I miss the hell out of a movie theater, man. I mean, I miss a lot of things. Hugging my friends. Being blissfully unaware that the POTUS has a social media presence. Not wondering if this trip to the store to buy bread will be the one where I bring home the bug that’ll kill my grandparents. We’re living in an aggressively un-chill timeline, and there are issues vastly more important going on than whether or not I can struggle to hear Tenet in a theater, issues of civil unrest and racial injustice and political fractionization that make even an IMAX screen seem small. But it’s my job to filter the muck through a pop culture lense, and the longer the COVID pandemic keeps patrons from safely returning to theaters, the clearer it becomes that all we’ve been robbed of during the absolute crap-storm of 2020 can be embodied by our inability to catch a flick whenever we feel like it. I miss the hell out of a theater because I miss the hell out of people, and the two things are indelibly linked in my mind.
But that’s not quite it, either. It’s so easy to say that we miss movie theaters because we miss community, but you can say the same for so many things. Restaurants. Bars. Laser tag arenas. All the normal go-to spots we took for granted. But there’s something decidedly more to sharing a movie with a room full of people, as opposed to a meal or a few drinks. It’s an experience that links you to a stranger because you’re not just sharing a thing, you’re sharing an emotion. I think often of what Roger Ebert wrote about a film’s unique ability to bond.
“Movies are the most powerful empathy machine in all the arts. When I go to a great movie I can live somebody else’s life for a while. I can walk in somebody else’s shoes. I can see what it feels like to be a member of a different gender, a different race, a different economic class, to live in a different time, to have a different belief.”

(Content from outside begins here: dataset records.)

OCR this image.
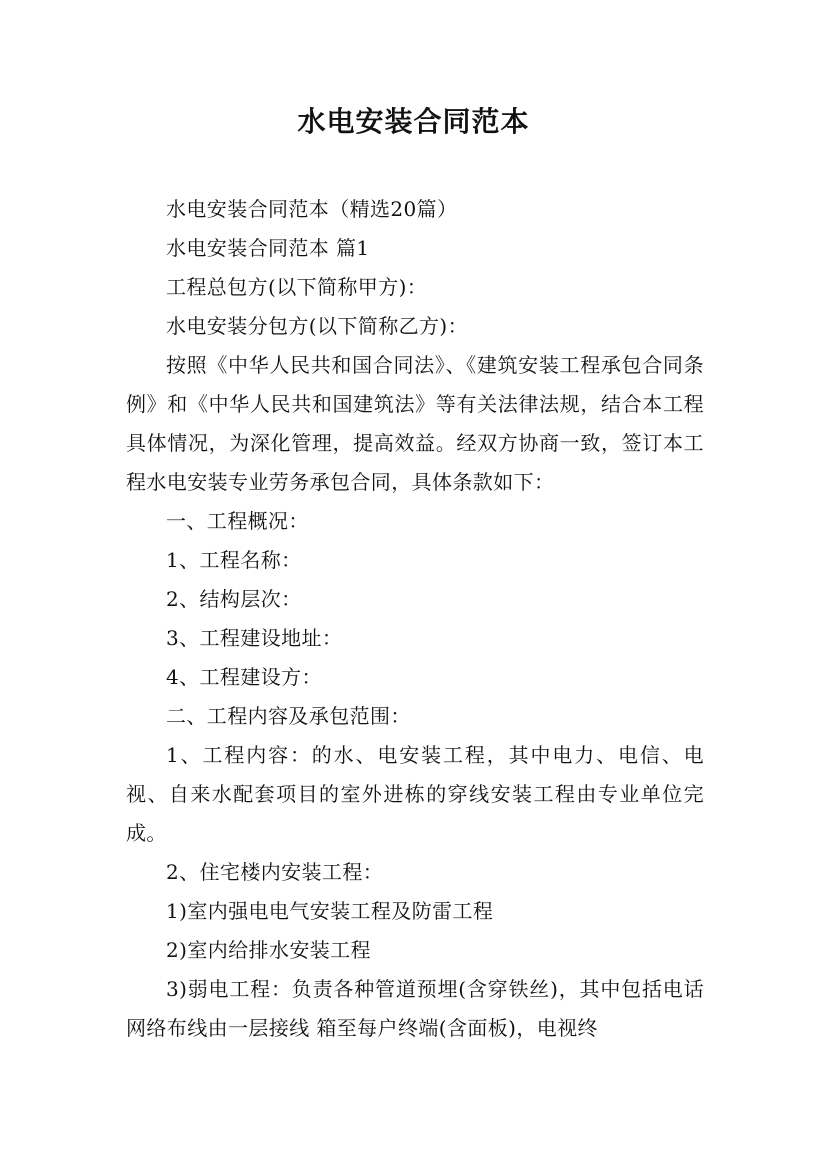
水电安装合同范本

水电安装合同范本（精选20篇）

水电安装合同范本 篇1

工程总包方(以下简称甲方)：

水电安装分包方(以下简称乙方)：

按照《中华人民共和国合同法》、《建筑安装工程承包合同条例》和《中华人民共和国建筑法》等有关法律法规，结合本工程具体情况，为深化管理，提高效益。经双方协商一致，签订本工程水电安装专业劳务承包合同，具体条款如下：

一、工程概况：

1、工程名称：

2、结构层次：

3、工程建设地址：

4、工程建设方：

二、工程内容及承包范围：

1、工程内容：的水、电安装工程，其中电力、电信、电视、自来水配套项目的室外进栋的穿线安装工程由专业单位完成。

2、住宅楼内安装工程：

1)室内强电电气安装工程及防雷工程

2)室内给排水安装工程

3)弱电工程：负责各种管道预埋(含穿铁丝)，其中包括电话网络布线由一层接线 箱至每户终端(含面板)，电视终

It’s that electrical current that moves from person to person that I miss. It doesn’t always happen, but when it does, it’s magic. Even recent examples; I think about the audible sobs that filled the room for a full 60 minutes after A Star Is Born cut to credits. The third act of Avengers: Endgame that transformed the El Capitan Theatre on Hollywood Boulevard into a rock concert. The gasp of realization that turned into straight-up screams during that restaurant scene in The Invisible Man. Even quiet moments, moments without sound. The unexplainable but potent feeling that everyone around you had goosebumps when Miles Morales hung upside-down above Manhattan in Spider-Man: Into the Spider-Verse.
The funny thing is I can watch all of these movies right now at home, and with more and more titles taking the VOD route, it’s becoming common to catch new releases at home. This isn’t a bad thing. Not every theater trip is a perfect one—the only conspiracy theory I believe is that move snacks have somehow gotten louder—and lord knows sometimes you just wanna’ watch a dang move on a couch. I’ve discovered movies I love during quarantine—watch Bill and Ted Face the Music immediately if you need an injection of joy—but there’s a hole in the process that I can’t quite shake. Experiencing a truly great movie for the first time by yourself is like bungee jumping alone off an abandoned bridge, a rush of pure adrenalin with nowhere to go.
When you lose that shared experience, you also lose an element of immersion. If we’re being truly honest here—and why not, it’s 2020, over-sharing means nothing—I found out I had ADHD at 24 years old, which immediately explained why plot points and character names often whizzed past me like cars on a freeway. Because my brain is put together like an IKEA desk that fell off the truck, watching a movie at home is like watching it at a distance. Listening to it from around a corner. Watching a movie in a theater, however, is watching it on the movie’s terms. I’ve been thinking a lot of a conversation I once had with, of all freaking people, Terry Gilliam, one of the first interviews I ever conducted. It was 2014, and although life (and, to be honest, Terry Gilliam’s reputation) has changed innumerably in the time since, one tidbit still rings in my head.
“You went to the cinema before, and it had a sense of respect and worship…You went into the ‘temple,’ and there was this great overpowering image that was bigger than you. You were a small part of the crowd. Now, with your iPhone, you dominate it. You are a giant, peering into this small world. And that gives you power, but it also distances you.”
That comes right up to the line of something I want to avoid, which is deifying the theatrical experience too much. People still text too much in the theater, seats are still roughly the same level of sticky as a flytrap, and being free to buy a 14-gallon Diet Coke and see Mulan isn’t going to fix the immensely more important issues plaguing America. But in the middle of upheaval, it’s okay to miss a simple pleasure and okay to define your own safe haven. Just because you’re busy trying to keep your ship from capsizing doesn’t mean you can’t also yearn for the sight of a lighthouse.
By the time this piece publishes, some theaters will have re-opened, and scores of patrons will have deemed it safe to return. Again, that’s okay, as long as you’ve done your research and weighed the risks beyond “because I want to.” I’m not demanding you stay home. I’m just saying that I’m staying home and while I do, I’m dreaming of the theater. No masks. No spray. No tension. A technicolor microcosm of the world at its best.